Asha heard the unspoken question and decided there was no reason not to tell the ER doctor what had happened. She recounted the claims Luke made over dinner, and his previous day’s statements regarding Dino’s grandfather. She finished with, “That transformation will be the basis of my article.”
“You are thinking it represents a split personality?”
She leaned back. “These days the correct term is ‘dissociative identity disorder.’ DID for short.”

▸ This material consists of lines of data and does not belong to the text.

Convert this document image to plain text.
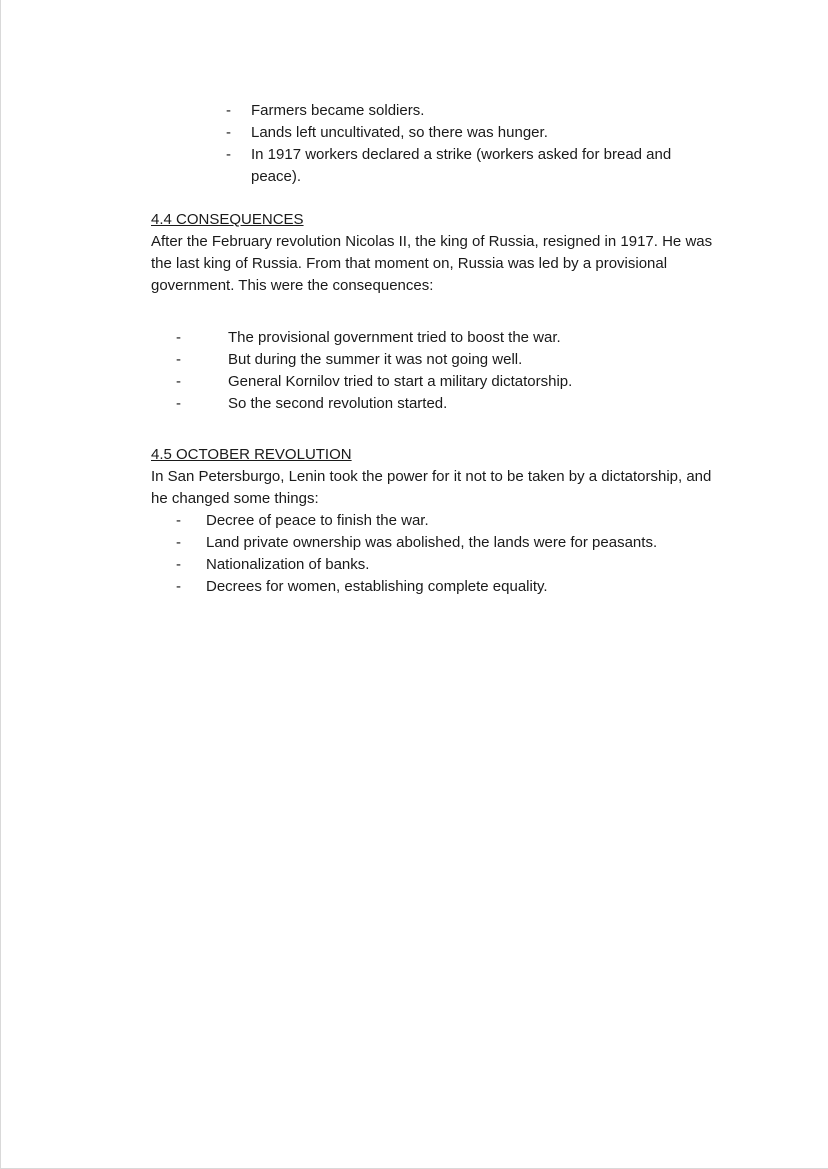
-	Farmers became soldiers.
-	Lands left uncultivated, so there was hunger.
-	In 1917 workers declared a strike (workers asked for bread and peace).
4.4 CONSEQUENCES

After the February revolution Nicolas II, the king of Russia, resigned in 1917. He was the last king of Russia. From that moment on, Russia was led by a provisional government. This were the consequences:

-	The provisional government tried to boost the war.
-	But during the summer it was not going well.
-	General Kornilov tried to start a military dictatorship.
-	So the second revolution started.
4.5 OCTOBER REVOLUTION

In San Petersburgo, Lenin took the power for it not to be taken by a dictatorship, and he changed some things:

-	Decree of peace to finish the war.
-	Land private ownership was abolished, the lands were for peasants.
-	Nationalization of banks.
-	Decrees for women, establishing complete equality.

“I believe I recall reading that somewhere. Thankfully, it is not something we ER doctors must concern ourselves with.”
“To answer your question, yes, that is probably the correct assessment,” Asha replied. “But it’s important not to cloud the early stages of analysis with assumptions. The result can be that I look for evidence to support my belief, rather than seeing what truly affects the patient.”
“A lesson I must continually stress to my young residents,” Emeka confirmed. He began peeling his apple. “I have no real idea what this DID actually represents.”
“There is very little agreement on anything related to DID,” Asha replied. “Which makes it so interesting.”
Health professionals even argued over the definition of DID, or what could be classed as its root cause. A growing number of diverse events were now grouped under the general heading of DID. But the core issue, the one component all clinicians agreed upon, was the emergence of a different-personality state. This was usually combined with partial amnesia and patients’ refusals to accept any evidence contradicting the new personalities. In other words, patients disassociated from all aspects of reality that did not conform to who they now saw themselves as.